Elle avait en effet une belle collection, des professeurs, un proviseur, un danseur, un acteur, un « formateur », plusieurs même. Lui collectionnait plutôt les autochtones, elles étaient si faciles et si irrésistibles qu’elles étaient redoutables pour les épouses et leurs peaux blanches, quoiqu’elle le soupçonna un jour de chercher du côté de la belle espagnole et en effet elle eut confirmation. Un jour ils s’étaient même racontés où et comment cela se passait, enfin c’était elle plutôt qui aimait raconter malicieuse et coquine « un jour c’était derrière les dunes, vite fait bien fait pour ne pas alerter la bande de copains à la plage, à quatre pattes en position de chienne, je courrais vite me baigner pour me laver d’être mouillée, ou bien l’après-midi quand une mission te retenait, dans une case en falafa, et là tout y passait une fellation de ma bouche gourmande, il aimait ça, le bougre, à parier que sa femme ne lui en faisait jamais tellement son sperme montait vite, ou bien sur son gland turgescent et perlé des petits coups de langue qui achevaient les caresses de mes doigts qui allaient et venaient sur sa verge impatiente – tu aimais ça aussi – ou bien fou de désir, c’était une pénétration sauvage mais ensuite c’était à moi de prendre mon plaisir, mais tu connais, tu te souviens ces fins du monde, ces ciels de paradis que je voyais s’ouvrir quand ta main toute entière engluée dans mes chairs, s’attardait vers le haut à l’éclosion de mon bourgeon et puis qu’un ou deux doigts entraient sortaient, enfin tu sais, ce n’était d’ailleurs jamais aussi bien qu’avec toi, tu te souviens que je disais qu’en moi ça appelait, ça appelait, ça montait oh mon Dieu ça venait, le ventre soulevé par des spasmes affolants, je chantais décrochant des accords toujours plus haut et par lesquels c’était comme si je m’envolais, je m’éclatais enfin en criant, ça n’en finissait plus et puis je hoquetais, je respirais un peu et je riais irrésistiblement, parfois c’était moins calculé, improvisé dans un bureau une loge un vestiaire, une voiture même et ça n’empêchait pas certains soirs qu’on s’aime tous les deux, mais qu’on s’aime vraiment ».

Plongée dans ses pensées peu convenables qui lui donnaient un air hilare bien malvenu, elle avait mécaniquement suivi le cortège, jusqu’à une salle de restaurant réservée aux petites « réjouissances ». Malgré son dégoût du contraste entre la douleur et la « bouffe », la peine et les douceurs sucrées qui encombraient la table, elle s’accorda, gourmande, un bon morceau de tarte aux pommes, après tout elle l’avait mérité, elle y avait droit, son plaisir ne pouvant faire diversion d’aucune peine puisqu’elle n’en avait pas.

Finalement cet enterrement mettait fin, une fin dernière à cette absence de mère.

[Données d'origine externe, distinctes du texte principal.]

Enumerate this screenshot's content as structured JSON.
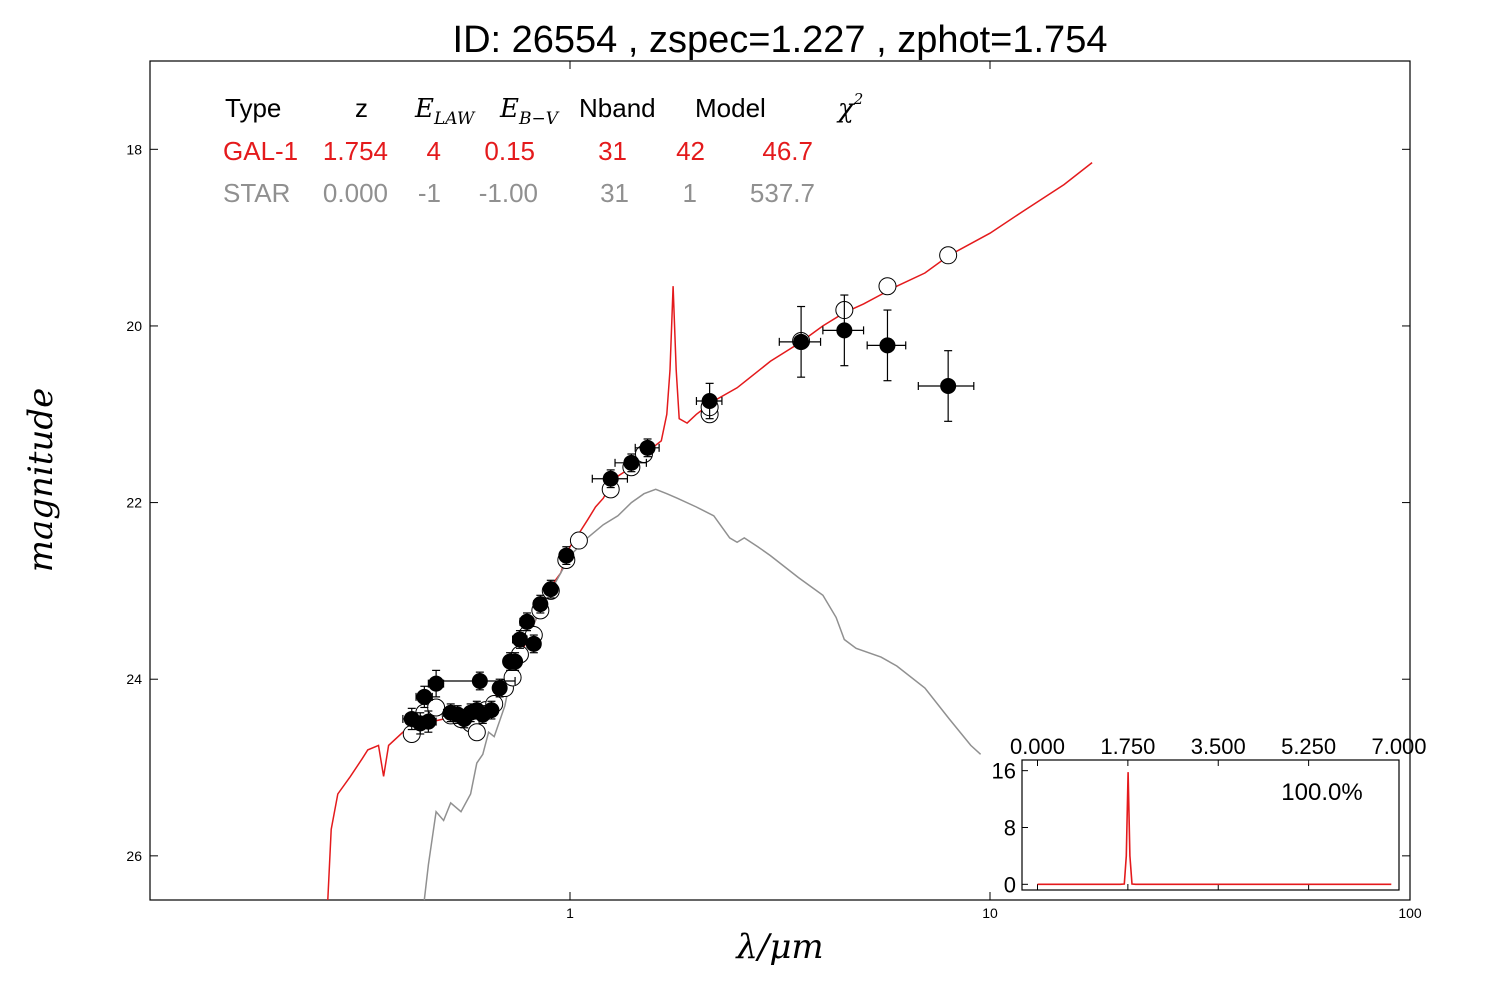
{
  "title": "ID:  26554 , zspec=1.227 , zphot=1.754",
  "colors": {
    "galaxy": "#e41a1c",
    "star": "#909090",
    "points": "#000000",
    "frame": "#000000"
  },
  "fit_table": {
    "headers": {
      "type": "Type",
      "z": "z",
      "elaw_base": "E",
      "elaw_sub": "LAW",
      "ebv_base": "E",
      "ebv_sub": "B−V",
      "nband": "Nband",
      "model": "Model",
      "chi_base": "χ",
      "chi_sup": "2"
    },
    "rows": [
      {
        "type": "GAL-1",
        "z": "1.754",
        "elaw": "4",
        "ebv": "0.15",
        "nband": "31",
        "model": "42",
        "chi2": "46.7"
      },
      {
        "type": "STAR",
        "z": "0.000",
        "elaw": "-1",
        "ebv": "-1.00",
        "nband": "31",
        "model": "1",
        "chi2": "537.7"
      }
    ]
  },
  "chart_data": [
    {
      "type": "line",
      "xlabel": "λ/μm",
      "ylabel": "magnitude",
      "x_scale": "log",
      "xlim": [
        0.1,
        100
      ],
      "ylim": [
        26.5,
        17.0
      ],
      "x_tick_labels": [
        "1",
        "10",
        "100"
      ],
      "x_ticks": [
        1,
        10,
        100
      ],
      "y_tick_labels": [
        "18",
        "20",
        "22",
        "24",
        "26"
      ],
      "y_ticks": [
        18,
        20,
        22,
        24,
        26
      ],
      "series": [
        {
          "kind": "galaxy_template",
          "points": [
            [
              0.265,
              26.5
            ],
            [
              0.27,
              25.7
            ],
            [
              0.28,
              25.3
            ],
            [
              0.3,
              25.1
            ],
            [
              0.32,
              24.9
            ],
            [
              0.33,
              24.8
            ],
            [
              0.35,
              24.75
            ],
            [
              0.36,
              25.1
            ],
            [
              0.37,
              24.75
            ],
            [
              0.4,
              24.6
            ],
            [
              0.45,
              24.5
            ],
            [
              0.5,
              24.45
            ],
            [
              0.55,
              24.4
            ],
            [
              0.6,
              24.35
            ],
            [
              0.65,
              24.25
            ],
            [
              0.7,
              24.05
            ],
            [
              0.75,
              23.8
            ],
            [
              0.8,
              23.5
            ],
            [
              0.85,
              23.2
            ],
            [
              0.9,
              22.95
            ],
            [
              0.95,
              22.8
            ],
            [
              1.0,
              22.5
            ],
            [
              1.05,
              22.35
            ],
            [
              1.1,
              22.2
            ],
            [
              1.15,
              22.05
            ],
            [
              1.2,
              21.95
            ],
            [
              1.25,
              21.8
            ],
            [
              1.3,
              21.7
            ],
            [
              1.35,
              21.65
            ],
            [
              1.4,
              21.55
            ],
            [
              1.45,
              21.5
            ],
            [
              1.5,
              21.45
            ],
            [
              1.6,
              21.35
            ],
            [
              1.65,
              21.3
            ],
            [
              1.7,
              21.0
            ],
            [
              1.73,
              20.5
            ],
            [
              1.76,
              19.55
            ],
            [
              1.79,
              20.5
            ],
            [
              1.82,
              21.05
            ],
            [
              1.9,
              21.1
            ],
            [
              2.0,
              21.0
            ],
            [
              2.2,
              20.85
            ],
            [
              2.5,
              20.7
            ],
            [
              3.0,
              20.4
            ],
            [
              3.5,
              20.2
            ],
            [
              4.0,
              20.0
            ],
            [
              4.5,
              19.85
            ],
            [
              5.0,
              19.75
            ],
            [
              6.0,
              19.55
            ],
            [
              7.0,
              19.4
            ],
            [
              8.0,
              19.2
            ],
            [
              10.0,
              18.95
            ],
            [
              12.0,
              18.7
            ],
            [
              15.0,
              18.4
            ],
            [
              17.5,
              18.15
            ]
          ]
        },
        {
          "kind": "star_template",
          "points": [
            [
              0.45,
              26.5
            ],
            [
              0.46,
              26.1
            ],
            [
              0.48,
              25.5
            ],
            [
              0.5,
              25.6
            ],
            [
              0.52,
              25.4
            ],
            [
              0.55,
              25.5
            ],
            [
              0.58,
              25.3
            ],
            [
              0.6,
              24.95
            ],
            [
              0.62,
              24.85
            ],
            [
              0.64,
              24.6
            ],
            [
              0.66,
              24.65
            ],
            [
              0.7,
              24.3
            ],
            [
              0.72,
              24.0
            ],
            [
              0.75,
              23.7
            ],
            [
              0.78,
              23.4
            ],
            [
              0.8,
              23.5
            ],
            [
              0.85,
              23.2
            ],
            [
              0.9,
              23.0
            ],
            [
              0.95,
              22.8
            ],
            [
              1.0,
              22.6
            ],
            [
              1.05,
              22.5
            ],
            [
              1.1,
              22.4
            ],
            [
              1.2,
              22.25
            ],
            [
              1.3,
              22.15
            ],
            [
              1.4,
              22.0
            ],
            [
              1.5,
              21.9
            ],
            [
              1.6,
              21.85
            ],
            [
              1.7,
              21.9
            ],
            [
              1.8,
              21.95
            ],
            [
              2.0,
              22.05
            ],
            [
              2.2,
              22.15
            ],
            [
              2.4,
              22.4
            ],
            [
              2.5,
              22.45
            ],
            [
              2.6,
              22.4
            ],
            [
              2.8,
              22.5
            ],
            [
              3.0,
              22.6
            ],
            [
              3.5,
              22.85
            ],
            [
              4.0,
              23.05
            ],
            [
              4.3,
              23.3
            ],
            [
              4.5,
              23.55
            ],
            [
              4.8,
              23.65
            ],
            [
              5.5,
              23.75
            ],
            [
              6.0,
              23.85
            ],
            [
              7.0,
              24.1
            ],
            [
              8.0,
              24.45
            ],
            [
              9.0,
              24.75
            ],
            [
              9.5,
              24.85
            ]
          ]
        }
      ],
      "model_points": [
        {
          "x": 0.42,
          "y": 24.62
        },
        {
          "x": 0.45,
          "y": 24.38
        },
        {
          "x": 0.48,
          "y": 24.32
        },
        {
          "x": 0.52,
          "y": 24.41
        },
        {
          "x": 0.55,
          "y": 24.45
        },
        {
          "x": 0.58,
          "y": 24.5
        },
        {
          "x": 0.6,
          "y": 24.6
        },
        {
          "x": 0.63,
          "y": 24.35
        },
        {
          "x": 0.66,
          "y": 24.28
        },
        {
          "x": 0.7,
          "y": 24.1
        },
        {
          "x": 0.73,
          "y": 23.98
        },
        {
          "x": 0.76,
          "y": 23.72
        },
        {
          "x": 0.79,
          "y": 23.5
        },
        {
          "x": 0.82,
          "y": 23.5
        },
        {
          "x": 0.85,
          "y": 23.22
        },
        {
          "x": 0.9,
          "y": 23.0
        },
        {
          "x": 0.98,
          "y": 22.65
        },
        {
          "x": 1.05,
          "y": 22.43
        },
        {
          "x": 1.25,
          "y": 21.85
        },
        {
          "x": 1.4,
          "y": 21.6
        },
        {
          "x": 1.5,
          "y": 21.45
        },
        {
          "x": 2.15,
          "y": 21.0
        },
        {
          "x": 2.15,
          "y": 20.92
        },
        {
          "x": 3.55,
          "y": 20.17
        },
        {
          "x": 4.5,
          "y": 19.82
        },
        {
          "x": 5.7,
          "y": 19.55
        },
        {
          "x": 7.95,
          "y": 19.2
        }
      ],
      "observed_points": [
        {
          "x": 0.42,
          "y": 24.45,
          "xerr": 0.02,
          "yerr": 0.12
        },
        {
          "x": 0.44,
          "y": 24.5,
          "xerr": 0.02,
          "yerr": 0.12
        },
        {
          "x": 0.45,
          "y": 24.2,
          "xerr": 0.02,
          "yerr": 0.12
        },
        {
          "x": 0.46,
          "y": 24.48,
          "xerr": 0.02,
          "yerr": 0.12
        },
        {
          "x": 0.48,
          "y": 24.05,
          "xerr": 0.02,
          "yerr": 0.15
        },
        {
          "x": 0.52,
          "y": 24.38,
          "xerr": 0.02,
          "yerr": 0.1
        },
        {
          "x": 0.54,
          "y": 24.4,
          "xerr": 0.02,
          "yerr": 0.1
        },
        {
          "x": 0.56,
          "y": 24.45,
          "xerr": 0.02,
          "yerr": 0.1
        },
        {
          "x": 0.58,
          "y": 24.38,
          "xerr": 0.02,
          "yerr": 0.1
        },
        {
          "x": 0.6,
          "y": 24.35,
          "xerr": 0.02,
          "yerr": 0.1
        },
        {
          "x": 0.62,
          "y": 24.4,
          "xerr": 0.02,
          "yerr": 0.1
        },
        {
          "x": 0.61,
          "y": 24.02,
          "xerr": 0.13,
          "yerr": 0.1
        },
        {
          "x": 0.65,
          "y": 24.35,
          "xerr": 0.02,
          "yerr": 0.1
        },
        {
          "x": 0.68,
          "y": 24.1,
          "xerr": 0.02,
          "yerr": 0.1
        },
        {
          "x": 0.72,
          "y": 23.8,
          "xerr": 0.02,
          "yerr": 0.1
        },
        {
          "x": 0.74,
          "y": 23.8,
          "xerr": 0.02,
          "yerr": 0.1
        },
        {
          "x": 0.76,
          "y": 23.55,
          "xerr": 0.03,
          "yerr": 0.1
        },
        {
          "x": 0.79,
          "y": 23.35,
          "xerr": 0.03,
          "yerr": 0.1
        },
        {
          "x": 0.82,
          "y": 23.6,
          "xerr": 0.03,
          "yerr": 0.1
        },
        {
          "x": 0.85,
          "y": 23.15,
          "xerr": 0.03,
          "yerr": 0.1
        },
        {
          "x": 0.9,
          "y": 22.98,
          "xerr": 0.03,
          "yerr": 0.1
        },
        {
          "x": 0.98,
          "y": 22.6,
          "xerr": 0.03,
          "yerr": 0.1
        },
        {
          "x": 1.25,
          "y": 21.73,
          "xerr": 0.12,
          "yerr": 0.1
        },
        {
          "x": 1.4,
          "y": 21.55,
          "xerr": 0.12,
          "yerr": 0.1
        },
        {
          "x": 1.53,
          "y": 21.38,
          "xerr": 0.1,
          "yerr": 0.1
        },
        {
          "x": 2.15,
          "y": 20.85,
          "xerr": 0.15,
          "yerr": 0.2
        },
        {
          "x": 3.55,
          "y": 20.18,
          "xerr": 0.4,
          "yerr": 0.4
        },
        {
          "x": 4.5,
          "y": 20.05,
          "xerr": 0.5,
          "yerr": 0.4
        },
        {
          "x": 5.7,
          "y": 20.22,
          "xerr": 0.6,
          "yerr": 0.4
        },
        {
          "x": 7.95,
          "y": 20.68,
          "xerr": 1.2,
          "yerr": 0.4
        }
      ]
    },
    {
      "type": "line",
      "panel": "inset",
      "xlim": [
        -0.3,
        7.0
      ],
      "ylim": [
        -0.8,
        17.5
      ],
      "x_tick_labels": [
        "0.000",
        "1.750",
        "3.500",
        "5.250",
        "7.000"
      ],
      "x_ticks": [
        0,
        1.75,
        3.5,
        5.25,
        7.0
      ],
      "y_tick_labels": [
        "0",
        "8",
        "16"
      ],
      "y_ticks": [
        0,
        8,
        16
      ],
      "annotation": "100.0%",
      "series": [
        {
          "kind": "pdz",
          "points": [
            [
              0.0,
              0.0
            ],
            [
              1.6,
              0.0
            ],
            [
              1.68,
              0.05
            ],
            [
              1.72,
              4.0
            ],
            [
              1.754,
              15.8
            ],
            [
              1.79,
              4.0
            ],
            [
              1.83,
              0.05
            ],
            [
              1.9,
              0.0
            ],
            [
              6.85,
              0.0
            ]
          ]
        }
      ]
    }
  ]
}
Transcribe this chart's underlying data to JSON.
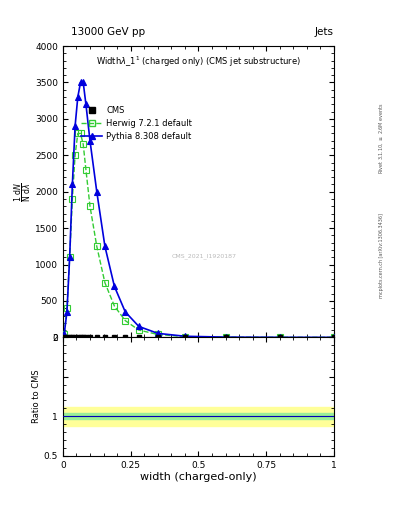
{
  "title_top": "13000 GeV pp",
  "title_right": "Jets",
  "plot_title": "Width $\\lambda\\_1^1$ (charged only) (CMS jet substructure)",
  "xlabel": "width (charged-only)",
  "ylabel_ratio": "Ratio to CMS",
  "right_label_top": "Rivet 3.1.10, $\\geq$ 2.6M events",
  "right_label_bottom": "mcplots.cern.ch [arXiv:1306.3436]",
  "watermark": "CMS_2021_I1920187",
  "herwig_x": [
    0.005,
    0.015,
    0.025,
    0.035,
    0.045,
    0.055,
    0.065,
    0.075,
    0.085,
    0.1,
    0.125,
    0.155,
    0.19,
    0.23,
    0.28,
    0.35,
    0.45,
    0.6,
    0.8,
    1.0
  ],
  "herwig_y": [
    50,
    400,
    1100,
    1900,
    2500,
    2800,
    2800,
    2650,
    2300,
    1800,
    1250,
    750,
    430,
    230,
    100,
    40,
    10,
    2,
    0.3,
    0.05
  ],
  "pythia_x": [
    0.005,
    0.015,
    0.025,
    0.035,
    0.045,
    0.055,
    0.065,
    0.075,
    0.085,
    0.1,
    0.125,
    0.155,
    0.19,
    0.23,
    0.28,
    0.35,
    0.45,
    0.6,
    0.8,
    1.0
  ],
  "pythia_y": [
    50,
    350,
    1100,
    2100,
    2900,
    3300,
    3500,
    3500,
    3200,
    2700,
    2000,
    1250,
    700,
    350,
    150,
    55,
    15,
    3,
    0.4,
    0.05
  ],
  "cms_x": [
    0.005,
    0.015,
    0.025,
    0.035,
    0.045,
    0.055,
    0.065,
    0.075,
    0.085,
    0.1,
    0.125,
    0.155,
    0.19,
    0.23,
    0.28,
    0.35,
    0.45,
    0.6,
    0.8,
    1.0
  ],
  "cms_y": [
    0,
    0,
    0,
    0,
    0,
    0,
    0,
    0,
    0,
    0,
    0,
    0,
    0,
    0,
    0,
    0,
    0,
    0,
    0,
    0
  ],
  "herwig_color": "#33cc33",
  "pythia_color": "#0000dd",
  "cms_color": "#000000",
  "ylim_main": [
    0,
    4000
  ],
  "ylim_ratio": [
    0.5,
    2.0
  ],
  "xlim": [
    0.0,
    1.0
  ],
  "bg_color": "#ffffff",
  "yticks_main": [
    0,
    500,
    1000,
    1500,
    2000,
    2500,
    3000,
    3500,
    4000
  ],
  "ytick_labels_main": [
    "0",
    "500",
    "1000",
    "1500",
    "2000",
    "2500",
    "3000",
    "3500",
    "4000"
  ],
  "xticks": [
    0.0,
    0.25,
    0.5,
    0.75,
    1.0
  ],
  "xtick_labels": [
    "0",
    "0.25",
    "0.5",
    "0.75",
    "1"
  ]
}
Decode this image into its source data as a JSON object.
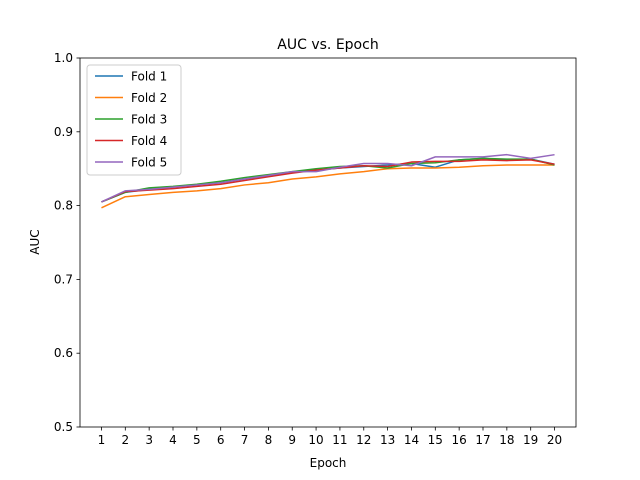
{
  "chart_data": {
    "type": "line",
    "title": "AUC vs. Epoch",
    "xlabel": "Epoch",
    "ylabel": "AUC",
    "xlim": [
      0.1,
      20.9
    ],
    "ylim": [
      0.5,
      1.0
    ],
    "xticks": [
      1,
      2,
      3,
      4,
      5,
      6,
      7,
      8,
      9,
      10,
      11,
      12,
      13,
      14,
      15,
      16,
      17,
      18,
      19,
      20
    ],
    "yticks": [
      0.5,
      0.6,
      0.7,
      0.8,
      0.9,
      1.0
    ],
    "ytick_labels": [
      "0.5",
      "0.6",
      "0.7",
      "0.8",
      "0.9",
      "1.0"
    ],
    "grid": false,
    "legend_position": "top-left",
    "x": [
      1,
      2,
      3,
      4,
      5,
      6,
      7,
      8,
      9,
      10,
      11,
      12,
      13,
      14,
      15,
      16,
      17,
      18,
      19,
      20
    ],
    "series": [
      {
        "name": "Fold 1",
        "color": "#1f77b4",
        "values": [
          0.805,
          0.818,
          0.822,
          0.825,
          0.828,
          0.831,
          0.836,
          0.84,
          0.845,
          0.848,
          0.851,
          0.853,
          0.855,
          0.857,
          0.852,
          0.862,
          0.864,
          0.862,
          0.863,
          0.856
        ]
      },
      {
        "name": "Fold 2",
        "color": "#ff7f0e",
        "values": [
          0.797,
          0.812,
          0.815,
          0.818,
          0.82,
          0.823,
          0.828,
          0.831,
          0.836,
          0.839,
          0.843,
          0.846,
          0.85,
          0.851,
          0.851,
          0.852,
          0.854,
          0.855,
          0.855,
          0.855
        ]
      },
      {
        "name": "Fold 3",
        "color": "#2ca02c",
        "values": [
          0.805,
          0.818,
          0.824,
          0.826,
          0.829,
          0.833,
          0.838,
          0.842,
          0.846,
          0.85,
          0.853,
          0.854,
          0.851,
          0.857,
          0.858,
          0.862,
          0.864,
          0.863,
          0.863,
          0.855
        ]
      },
      {
        "name": "Fold 4",
        "color": "#d62728",
        "values": [
          0.805,
          0.819,
          0.821,
          0.823,
          0.826,
          0.829,
          0.834,
          0.839,
          0.844,
          0.848,
          0.851,
          0.854,
          0.853,
          0.859,
          0.86,
          0.86,
          0.862,
          0.861,
          0.862,
          0.856
        ]
      },
      {
        "name": "Fold 5",
        "color": "#9467bd",
        "values": [
          0.805,
          0.82,
          0.822,
          0.825,
          0.828,
          0.831,
          0.836,
          0.841,
          0.846,
          0.846,
          0.852,
          0.857,
          0.857,
          0.854,
          0.866,
          0.866,
          0.866,
          0.869,
          0.864,
          0.869
        ]
      }
    ]
  }
}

Désormais enterrée, son absence ne lui pèserait plus. Elle pouvait enfin jeter la poubelle ! Elle aurait presque voulu l’étreindre maintenant, c’était fini, elle ne lui manquerait plus, et puis la remercier aussi finalement de lui avoir manqué toute sa vie. Parce qu’en retour elle avait aimé ses enfants comme une folle, presque trop même, ironie du sort en effet, sa fille un jour lui dit « maman tu vois c’est comme dans ce roman que je lis, ce n’est pas que je ne t’aime pas quand je suis comme ça, mais tu es trop présente et ton amour m’étouffe ».

Bien sûr ce jour là et aussitôt elle avait éclaté en sanglots, mais trop d’amour vaut mieux que pas du tout et ils en débordaient pour elle, et si de rares fois on s’agaçait, au moins on se parlait, beaucoup, beaucoup, on se touchait on s’embrassait et on riait. Et on s’aimait.